Prince Phillip with all his medals smiling at the camera
Cheshire councillors and MPs pay tribute to Prince Phillip www.thenantwichnews.co.uk 9th April 2021

I woke this morning thinking I should write a blog piece about Prince Phillip but what do you write about someone that you don’t really know that so much has been written about – also by people who don’t really know him.

Well it turns out the news of his death was announce on the anniversary of my stepdad’s death, which was sixteen years earlier. My stepdad born two years after Prince Phillip so the Queen and her family have been lucky/blessed to have him about for sixteen years longer than we got my stepdad. I’m sure that doesn’t make the loss any less for them though.

So this got me thinking about loss and death and when is a good time to die and how should one die. All those who’ve followed my blogs and my old site Diane’s Daily Thoughts, you’ll know that I’ve walked through a few untimely deaths. More than some and not as many as others!
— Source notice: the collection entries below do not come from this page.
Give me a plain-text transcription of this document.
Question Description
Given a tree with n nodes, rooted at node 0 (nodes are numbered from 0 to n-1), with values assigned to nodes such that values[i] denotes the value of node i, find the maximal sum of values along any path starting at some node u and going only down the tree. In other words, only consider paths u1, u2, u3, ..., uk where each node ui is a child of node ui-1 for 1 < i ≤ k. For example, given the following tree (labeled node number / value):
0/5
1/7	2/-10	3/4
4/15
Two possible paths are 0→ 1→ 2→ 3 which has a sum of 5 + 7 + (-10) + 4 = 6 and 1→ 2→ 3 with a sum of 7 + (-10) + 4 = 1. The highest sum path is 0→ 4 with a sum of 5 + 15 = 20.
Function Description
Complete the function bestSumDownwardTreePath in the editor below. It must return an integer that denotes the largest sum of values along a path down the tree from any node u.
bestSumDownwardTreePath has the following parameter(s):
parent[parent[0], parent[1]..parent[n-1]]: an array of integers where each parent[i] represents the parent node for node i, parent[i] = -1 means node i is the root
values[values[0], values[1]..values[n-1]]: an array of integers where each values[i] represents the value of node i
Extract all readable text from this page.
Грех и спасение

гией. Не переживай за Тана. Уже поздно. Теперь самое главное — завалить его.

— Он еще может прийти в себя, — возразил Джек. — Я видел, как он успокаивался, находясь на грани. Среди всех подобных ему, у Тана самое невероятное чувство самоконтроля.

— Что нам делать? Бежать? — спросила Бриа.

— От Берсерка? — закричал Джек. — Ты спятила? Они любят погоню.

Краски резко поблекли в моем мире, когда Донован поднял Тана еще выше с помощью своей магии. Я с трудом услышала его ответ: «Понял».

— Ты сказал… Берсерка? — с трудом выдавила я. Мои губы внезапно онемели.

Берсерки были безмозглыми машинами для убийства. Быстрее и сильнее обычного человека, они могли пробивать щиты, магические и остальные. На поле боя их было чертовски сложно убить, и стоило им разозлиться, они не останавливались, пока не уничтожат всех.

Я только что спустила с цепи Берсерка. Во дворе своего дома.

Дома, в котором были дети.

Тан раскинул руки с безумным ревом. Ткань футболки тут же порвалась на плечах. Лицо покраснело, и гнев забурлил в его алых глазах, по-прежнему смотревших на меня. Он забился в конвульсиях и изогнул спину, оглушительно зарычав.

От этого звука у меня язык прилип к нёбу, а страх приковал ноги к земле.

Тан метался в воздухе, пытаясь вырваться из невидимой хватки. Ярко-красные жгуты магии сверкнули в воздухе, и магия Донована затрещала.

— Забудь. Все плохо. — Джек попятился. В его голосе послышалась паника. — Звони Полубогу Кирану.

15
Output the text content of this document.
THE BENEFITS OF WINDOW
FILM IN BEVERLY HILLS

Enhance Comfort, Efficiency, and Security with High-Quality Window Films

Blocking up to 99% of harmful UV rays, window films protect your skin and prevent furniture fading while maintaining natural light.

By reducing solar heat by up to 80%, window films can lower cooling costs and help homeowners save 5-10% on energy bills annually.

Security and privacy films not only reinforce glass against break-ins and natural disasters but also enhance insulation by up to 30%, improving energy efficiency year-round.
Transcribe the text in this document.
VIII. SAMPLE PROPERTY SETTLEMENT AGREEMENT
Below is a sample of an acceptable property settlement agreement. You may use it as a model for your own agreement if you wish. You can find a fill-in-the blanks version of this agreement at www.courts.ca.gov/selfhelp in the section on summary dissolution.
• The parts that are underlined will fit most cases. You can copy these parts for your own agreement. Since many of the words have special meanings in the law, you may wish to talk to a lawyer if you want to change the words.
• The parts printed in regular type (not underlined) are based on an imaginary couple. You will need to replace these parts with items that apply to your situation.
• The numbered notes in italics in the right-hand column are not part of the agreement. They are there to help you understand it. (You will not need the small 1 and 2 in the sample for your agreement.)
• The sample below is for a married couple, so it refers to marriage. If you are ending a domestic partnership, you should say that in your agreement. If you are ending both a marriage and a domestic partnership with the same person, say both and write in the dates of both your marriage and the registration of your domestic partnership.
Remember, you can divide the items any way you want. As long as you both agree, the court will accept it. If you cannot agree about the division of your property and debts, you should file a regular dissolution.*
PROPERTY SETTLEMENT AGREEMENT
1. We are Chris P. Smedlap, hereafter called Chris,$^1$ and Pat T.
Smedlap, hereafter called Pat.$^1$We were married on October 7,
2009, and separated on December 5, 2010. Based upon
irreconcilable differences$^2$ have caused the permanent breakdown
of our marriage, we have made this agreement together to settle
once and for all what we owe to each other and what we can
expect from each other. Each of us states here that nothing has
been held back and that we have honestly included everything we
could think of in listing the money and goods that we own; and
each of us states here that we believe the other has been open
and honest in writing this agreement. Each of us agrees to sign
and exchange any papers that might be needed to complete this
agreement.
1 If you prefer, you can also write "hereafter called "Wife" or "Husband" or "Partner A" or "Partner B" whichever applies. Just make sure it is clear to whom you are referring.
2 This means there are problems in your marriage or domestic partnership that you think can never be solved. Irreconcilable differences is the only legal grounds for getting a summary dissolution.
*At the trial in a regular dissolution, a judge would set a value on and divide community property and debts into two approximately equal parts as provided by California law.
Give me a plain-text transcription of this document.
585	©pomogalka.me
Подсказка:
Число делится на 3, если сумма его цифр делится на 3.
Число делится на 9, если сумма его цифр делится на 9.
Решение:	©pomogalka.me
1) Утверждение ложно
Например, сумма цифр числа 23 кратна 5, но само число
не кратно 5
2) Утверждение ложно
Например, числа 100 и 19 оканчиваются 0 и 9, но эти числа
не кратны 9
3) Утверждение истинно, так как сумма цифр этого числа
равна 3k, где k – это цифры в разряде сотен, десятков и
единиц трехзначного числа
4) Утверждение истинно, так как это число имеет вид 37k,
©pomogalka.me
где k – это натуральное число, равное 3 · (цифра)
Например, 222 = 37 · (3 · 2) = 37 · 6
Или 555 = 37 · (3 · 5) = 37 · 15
We were talking with friends on Monday – our first friends this year who’ve been able to visit and sit in our backyard to eat lunch – and we were saying about dying well. As Christians we believe that we’ll go to be with God when we die and maybe even catch up with those who’ve already gone. [My hope there is too that God will have everyone who’s died with him whether they professed a faith or not. But that is for another blog!!] So if we believe that we’ll be in heaven then surely we should be preparing for it now. How? I believe by living to our fullest,which does not mean being busy all the time but being present all the time. Being here in the moment. Being content in the moment. Being at peace with ourselves and the world around us. And as I said in my last blog living in kindness and grace.

Death is one of the few things we can be certain of; that we are going to die, that those we love will die – and we hope and pray that it will not be too soon. But then maybe even 99 is too soon.

So for me as a ponder Prince Phillip’s death which is a form of public mourning, because, whether we like it or not, like him or not, he was a public figure who has been part of the UK’s psyche for over 70 years, I hope he died well. I hope he had time to say his goodbyes I hope he was reconciled with his regrets. I hope he was at peace at the end.